Müller deutet auf Anfrage jetzt schon an: «Mit oberflächlichen Antworten gebe ich mich nicht zufrieden.» Derzeit mache es tatsächlich den Anschein, dass SBB und Bund den Bahnknoten absichtlich schwächen. Denn gerade im öffentlichen Verkehr werde die Nachfrage auch durch einen Angebotsausbau geschaffen. «Fakt ist, dass die SBB und der Bund nun spüren müssen, dass wir uns mit der Ausgestaltung des Fahrplans nicht diskriminieren lassen.» Die künftige Entwicklung des Bahnknotens Luzern hängt auch vom Durchgangsbahnhof ab. Hier würden die Politiker intensiv in Bern arbeiten. «Die breite Unterstützung der Unterzeichneten aus Uri, Schwyz, Zug, Baselland, Schaffhausen sowie Ob- und Nidwalden zeigen, dass wir auf dem ­richtigen Weg sind.» Mitunterzeichner der Interpellation sind praktisch alle Zentralschweizer Ständeräte sowie die Tessiner ­Fabio Abate (FDP) und Filippo Lombardi (CVP).

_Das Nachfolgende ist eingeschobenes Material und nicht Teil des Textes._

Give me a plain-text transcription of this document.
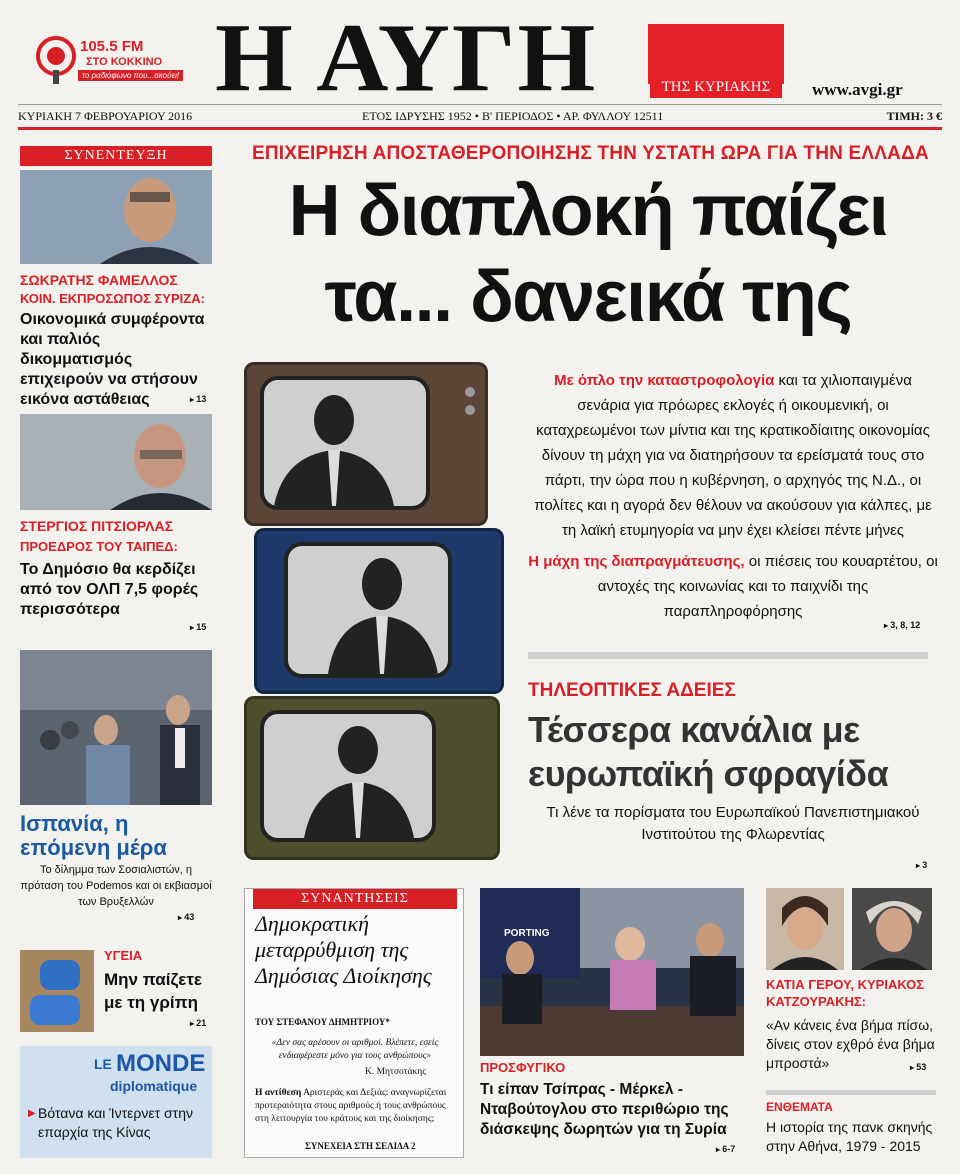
105.5 FM
ΣΤΟ ΚΟΚΚΙΝΟ
το ραδιόφωνο που...ακούει! Η ΑΥΓΗ	ΤΗΣ ΚΥΡΙΑΚΗΣ	www.avgi.gr
ΚΥΡΙΑΚΗ 7 ΦΕΒΡΟΥΑΡΙΟΥ 2016	ΕΤΟΣ ΙΔΡΥΣΗΣ 1952 • Β' ΠΕΡΙΟΔΟΣ • ΑΡ. ΦΥΛΛΟΥ 12511	ΤΙΜΗ: 3 €
ΣΥΝΕΝΤΕΥΞΗ
ΣΩΚΡΑΤΗΣ ΦΑΜΕΛΛΟΣ
ΚΟΙΝ. ΕΚΠΡΟΣΩΠΟΣ ΣΥΡΙΖΑ:
Οικονομικά συμφέροντα και παλιός δικομματισμός επιχειρούν να στήσουν εικόνα αστάθειας	▸ 13
ΣΤΕΡΓΙΟΣ ΠΙΤΣΙΟΡΛΑΣ
ΠΡΟΕΔΡΟΣ ΤΟΥ ΤΑΙΠΕΔ:
Το Δημόσιο θα κερδίζει από τον ΟΛΠ 7,5 φορές περισσότερα
▸ 15
Ισπανία, η επόμενη μέρα
Το δίλημμα των Σοσιαλιστών, η πρόταση του Podemos και οι εκβιασμοί των Βρυξελλών
▸ 43
ΥΓΕΙΑ
Μην παίζετε με τη γρίπη
▸ 21
LE MONDE
diplomatique
▶ Βότανα και Ίντερνετ στην επαρχία της Κίνας
ΕΠΙΧΕΙΡΗΣΗ ΑΠΟΣΤΑΘΕΡΟΠΟΙΗΣΗΣ ΤΗΝ ΥΣΤΑΤΗ ΩΡΑ ΓΙΑ ΤΗΝ ΕΛΛΑΔΑ
Η διαπλοκή παίζει
τα... δανεικά της

Με όπλο την καταστροφολογία και τα χιλιοπαιγμένα σενάρια για πρόωρες εκλογές ή οικουμενική, οι καταχρεωμένοι των μίντια και της κρατικοδίαιτης οικονομίας δίνουν τη μάχη για να διατηρήσουν τα ερείσματά τους στο πάρτι, την ώρα που η κυβέρνηση, ο αρχηγός της Ν.Δ., οι πολίτες και η αγορά δεν θέλουν να ακούσουν για κάλπες, με τη λαϊκή ετυμηγορία να μην έχει κλείσει πέντε μήνες

Η μάχη της διαπραγμάτευσης, οι πιέσεις του κουαρτέτου, οι αντοχές της κοινωνίας και το παιχνίδι της παραπληροφόρησης

▸ 3, 8, 12
ΤΗΛΕΟΠΤΙΚΕΣ ΑΔΕΙΕΣ
Τέσσερα κανάλια με ευρωπαϊκή σφραγίδα
Τι λένε τα πορίσματα του Ευρωπαϊκού Πανεπιστημιακού Ινστιτούτου της Φλωρεντίας
▸ 3
ΣΥΝΑΝΤΗΣΕΙΣ
Δημοκρατική μεταρρύθμιση της Δημόσιας Διοίκησης
ΤΟΥ ΣΤΕΦΑΝΟΥ ΔΗΜΗΤΡΙΟΥ*
«Δεν σας αρέσουν οι αριθμοί. Βλέπετε, εσείς ενδιαφέρεστε μόνο για τους ανθρώπους»
Κ. Μητσοτάκης
Η αντίθεση Αριστεράς και Δεξιάς: αναγνωρίζεται προτεραιότητα στους αριθμούς ή τους ανθρώπους στη λειτουργία του κράτους και της διοίκησης;
ΣΥΝΕΧΕΙΑ ΣΤΗ ΣΕΛΙΔΑ 2
PORTING
ΠΡΟΣΦΥΓΙΚΟ
Τι είπαν Τσίπρας - Μέρκελ - Νταβούτογλου στο περιθώριο της διάσκεψης δωρητών για τη Συρία
▸ 6-7
ΚΑΤΙΑ ΓΕΡΟΥ, ΚΥΡΙΑΚΟΣ ΚΑΤΖΟΥΡΑΚΗΣ:
«Αν κάνεις ένα βήμα πίσω, δίνεις στον εχθρό ένα βήμα μπροστά»	▸ 53
ΕΝΘΕΜΑΤΑ
Η ιστορία της πανκ σκηνής στην Αθήνα, 1979 - 2015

Letzte Woche hat bereits die Luzerner CVP-­Nationalrätin Andrea Gmür-Schönenberger ein Postulat eingereicht. In diesem fordert sie den Bundesrat auf, bei den SBB Einfluss zu nehmen, damit die Zentralschweiz nicht vom nationalen und internationalen Bahnverkehrssystem abgehängt wird.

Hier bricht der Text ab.